Angela Merkel sugeriu, um dia, que os países do Sul gozavam demasiadas férias. O seu ministro alemão também gosta de fazer reparos à Europa do Sul, com uma atenção muito especial a Portugal. Havia poucas dúvidas sobre os preconceitos entre o norte e o sul, em particular dentro do Eurogrupo, e hoje Jeroen Dijsselbloem deu-lhes voz ao comparar os países do sul a uma festa bunga bunga.
“Durante a crise do euro, os países do Norte mostraram solidariedade com os países afectados pela crise. Como social-democrata considero a solidariedade extremamente importante. Mas quem exige também tem obrigações. Não posso gastar tudo em copos e mulheres e depois pedir ajuda. Este princípio aplica-se a nível pessoal, local, nacional e inclusive a nível europeu”, disse o presidente do Eurogrupo, em entrevista ao jornal Frankfurter Allgemeine Zeitung.
Os eurodeputados exigem agora um pedido de desculpas e, em alguns casos, a sua demissão. Gabriel Mato, parlamentar espanhol, afirma que os comentários são um “insulto” para os estados membros do Sul e considera que Dijsselbloem perdeu toda a “neutralidade” enquanto presidente do Eurogrupo.
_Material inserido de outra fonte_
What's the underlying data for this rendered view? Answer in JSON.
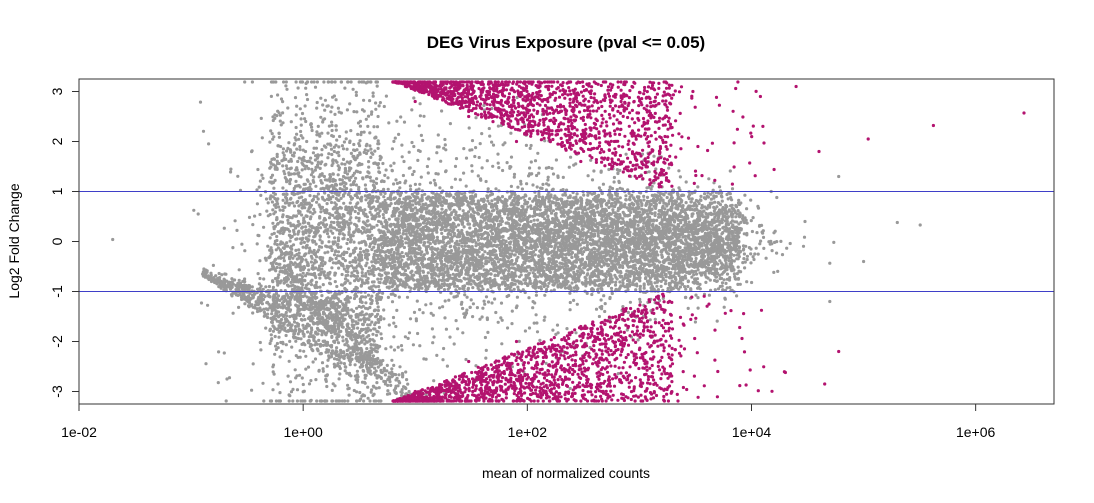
{
  "chart_data": {
    "type": "scatter",
    "title": "DEG Virus Exposure  (pval <= 0.05)",
    "xlabel": "mean of normalized counts",
    "ylabel": "Log2 Fold Change",
    "x_scale": "log10",
    "xlim": [
      0.01,
      5000000
    ],
    "ylim": [
      -3.25,
      3.25
    ],
    "x_ticks": [
      "1e-02",
      "1e+00",
      "1e+02",
      "1e+04",
      "1e+06"
    ],
    "x_tick_values": [
      0.01,
      1,
      100,
      10000,
      1000000
    ],
    "y_ticks": [
      "-3",
      "-2",
      "-1",
      "0",
      "1",
      "2",
      "3"
    ],
    "y_tick_values": [
      -3,
      -2,
      -1,
      0,
      1,
      2,
      3
    ],
    "reference_lines": [
      1,
      -1
    ],
    "colors": {
      "not_significant": "#999999",
      "significant": "#b3136f",
      "reference_line": "#3f3fc8"
    },
    "series": [
      {
        "role": "not_significant",
        "points": [
          [
            0.02,
            0.04
          ],
          [
            0.13,
            -0.55
          ],
          [
            0.2,
            -0.65
          ],
          [
            0.3,
            -0.75
          ],
          [
            0.5,
            -0.9
          ],
          [
            1.0,
            -1.1
          ],
          [
            2.0,
            0.5
          ],
          [
            5.0,
            1.2
          ],
          [
            20,
            -0.3
          ],
          [
            100,
            0.1
          ],
          [
            500,
            0.2
          ],
          [
            2000,
            -0.2
          ],
          [
            15000,
            1.0
          ],
          [
            30000,
            0.4
          ],
          [
            60000,
            1.3
          ],
          [
            100000,
            -0.4
          ],
          [
            200000,
            0.38
          ],
          [
            320000,
            0.33
          ],
          [
            50000,
            -1.2
          ]
        ]
      },
      {
        "role": "significant",
        "points": [
          [
            10,
            2.8
          ],
          [
            30,
            2.5
          ],
          [
            80,
            2.0
          ],
          [
            300,
            1.6
          ],
          [
            1000,
            1.3
          ],
          [
            10,
            -3.0
          ],
          [
            30,
            -2.4
          ],
          [
            80,
            -2.0
          ],
          [
            300,
            -1.7
          ],
          [
            1000,
            -1.6
          ],
          [
            12000,
            2.9
          ],
          [
            25000,
            3.1
          ],
          [
            40000,
            1.8
          ],
          [
            60000,
            -2.2
          ],
          [
            110000,
            2.05
          ],
          [
            420000,
            2.32
          ],
          [
            2700000,
            2.57
          ],
          [
            45000,
            -2.85
          ],
          [
            5000,
            -2.6
          ],
          [
            3000,
            3.0
          ]
        ]
      }
    ]
  }
}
O holandês recusa. “A ideia de que estou a ser duro nas regras e regulamentos, ao levá-los a sério, é um erro enorme”, respondeu na Eurocâmara.
José Manuel Fernandes, eurodeputado do PSD, classifica de “inaceitáveis” as declarações do líder do Eurogrupo, pelo estigma do sul, uma vez que a “União Europeia já tem divisões que cheguem”. À VISÃO, o eurodeputado comunista João Ferreira diz que estas declarações “evidenciam bem o calibre de quem as profere” e que “não podem deixar de responsabilizar também quer o Eurogrupo quer as próprias instituições da UE”. O socialista Carlos Zorrinho vai mais longe na hora de reagir “à enorme arrogância” do holandês. “Numa altura em que se comemora os 60 anos do tratado de Roma estas declarações são exactamente o contrário ao espírito e princípios do tratado”, diz o eurodeputado, que lembra que o povo holandês “já lhe respondeu” em votos.
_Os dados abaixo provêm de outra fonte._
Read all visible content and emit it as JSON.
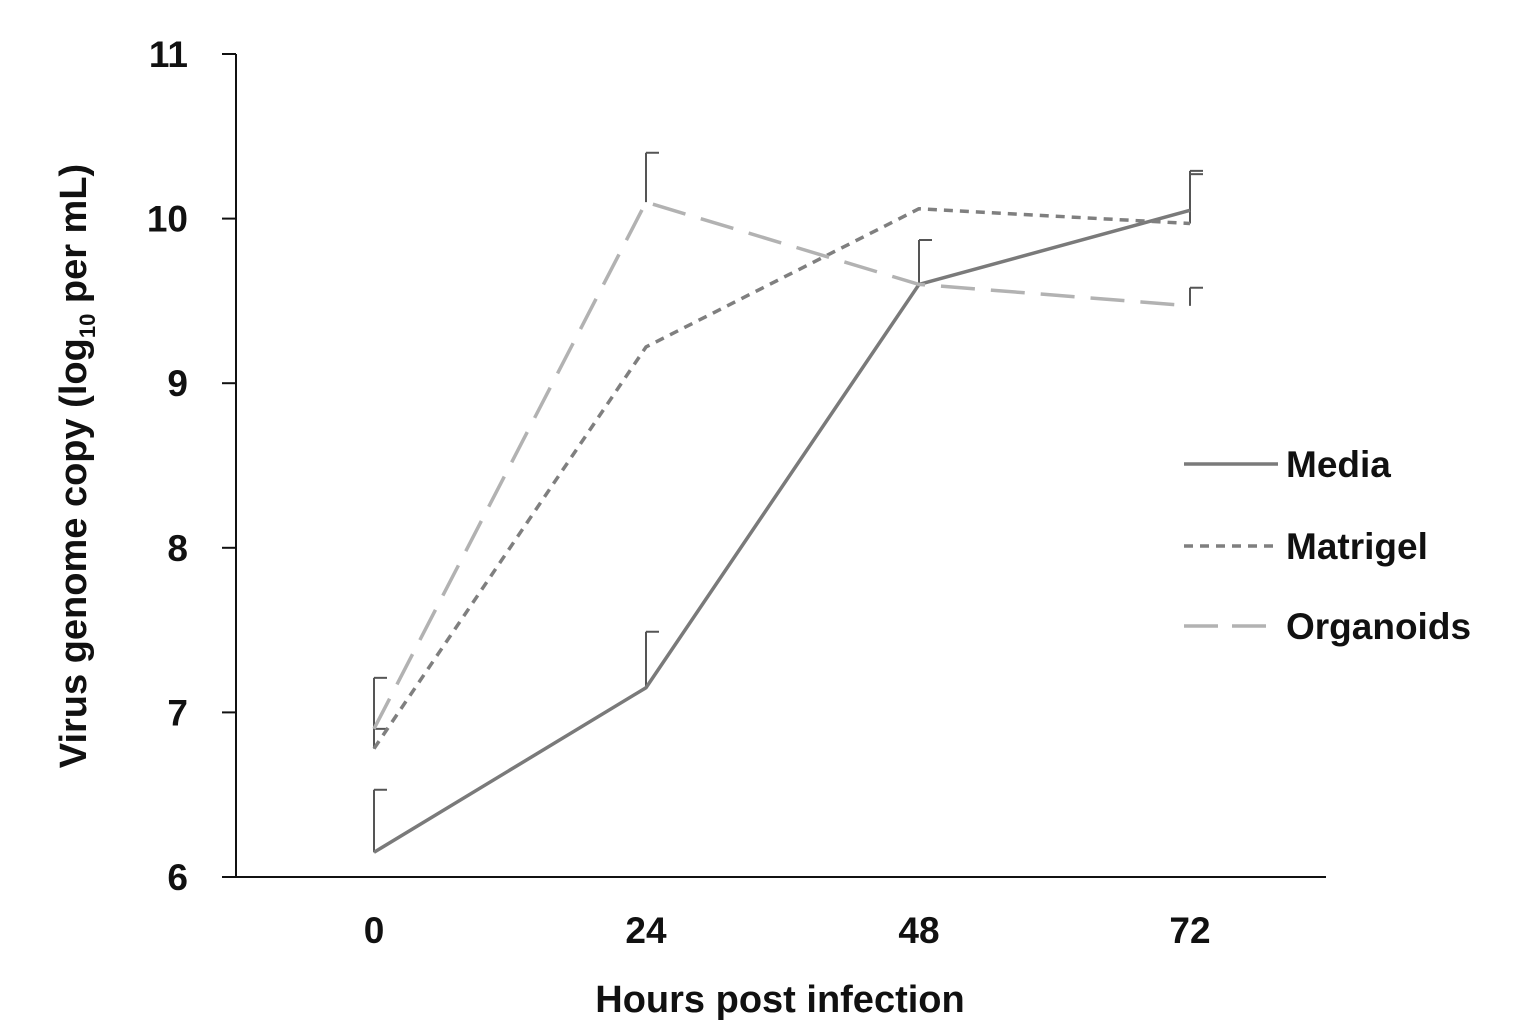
{
  "chart_data": {
    "type": "line",
    "title": "",
    "xlabel": "Hours post infection",
    "ylabel": {
      "prefix": "Virus genome  copy  (log",
      "subscript": "10",
      "suffix": " per mL)"
    },
    "x": [
      0,
      24,
      48,
      72
    ],
    "x_tick_labels": [
      "0",
      "24",
      "48",
      "72"
    ],
    "ylim": [
      6,
      11
    ],
    "y_ticks": [
      6,
      7,
      8,
      9,
      10,
      11
    ],
    "y_tick_labels": [
      "6",
      "7",
      "8",
      "9",
      "10",
      "11"
    ],
    "grid": false,
    "legend_position": "right",
    "error_bars": "upper",
    "series": [
      {
        "name": "Media",
        "style": "solid",
        "color": "#7a7a7a",
        "values": [
          6.15,
          7.15,
          9.6,
          10.05
        ],
        "errors": [
          0.38,
          0.34,
          0.27,
          0.24
        ]
      },
      {
        "name": "Matrigel",
        "style": "short-dash",
        "color": "#7f7f7f",
        "values": [
          6.78,
          9.22,
          10.06,
          9.97
        ],
        "errors": [
          0.12,
          0.0,
          0.0,
          0.3
        ]
      },
      {
        "name": "Organoids",
        "style": "long-dash",
        "color": "#b2b2b2",
        "values": [
          6.9,
          10.1,
          9.6,
          9.47
        ],
        "errors": [
          0.31,
          0.3,
          0.0,
          0.11
        ]
      }
    ]
  }
}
O partido de Dijsselbloem (Pvda), que pertence à família socialista europeia, foi um dos mais castigados nas eleições de 15 de março: perdeu 29 deputados e passou de um dos principais partidos a sétimo em representação parlamentar. Na formação do próximo governo, é improvável que Dijsselbloem mantenha o cargo de ministro das Finanças, o que deixa o seu posto como presidente do Eurogrupo em xeque. O seu mandato só termina em janeiro de 2018, mas a sua saída antecipada parece entrar numa zona cinzenta da eurocracia. Dijsselbloem “quer recolher o apoio da linha dura para continuar ” como líder do Eurogrupo, diz José Manuel Fernandes, antes de acrescentar que o holandês tem como jogada perverter o sistema: “O normal é ser ministro das Finanças para ser presidente do Eurogrupo, mas Dijsselbloem recorda que é presidente do Eurogrupo para poder continuar a ser ministro das Finanças da Holanda”. A fragmentação do mapa político holandês obriga a uma coligação de quatro partidos para formar governo e o Pvda é dos possíveis parceiros.
A sua gestão à frente do clube do euro tem sido muito criticada por vários Estados, entre os quais Portugal. António Costa, apesar de pertencer à mesma família política europeia que Dijsselbloem, mostrou-se favorável uma mudança “rápida” da liderança do Eurogrupo em entrevista recente ao Expresso. Sempre candidato a este cargo está o espanhol Luis de Guindos, que tem contra si o facto de pertencer aos conservadores do PPE – a mesma família do PSD e PP, que arrecadou a presidência do Conselho (Donald Tusk), da Comissão (Jean-Claude Juncker) e do Parlamento (Antonio Tajani). “Para Portugal, ter Luis de Guindos não será pior que ter Dijsselbloem no Eurogrupo”, remata Carlos Zorrinho.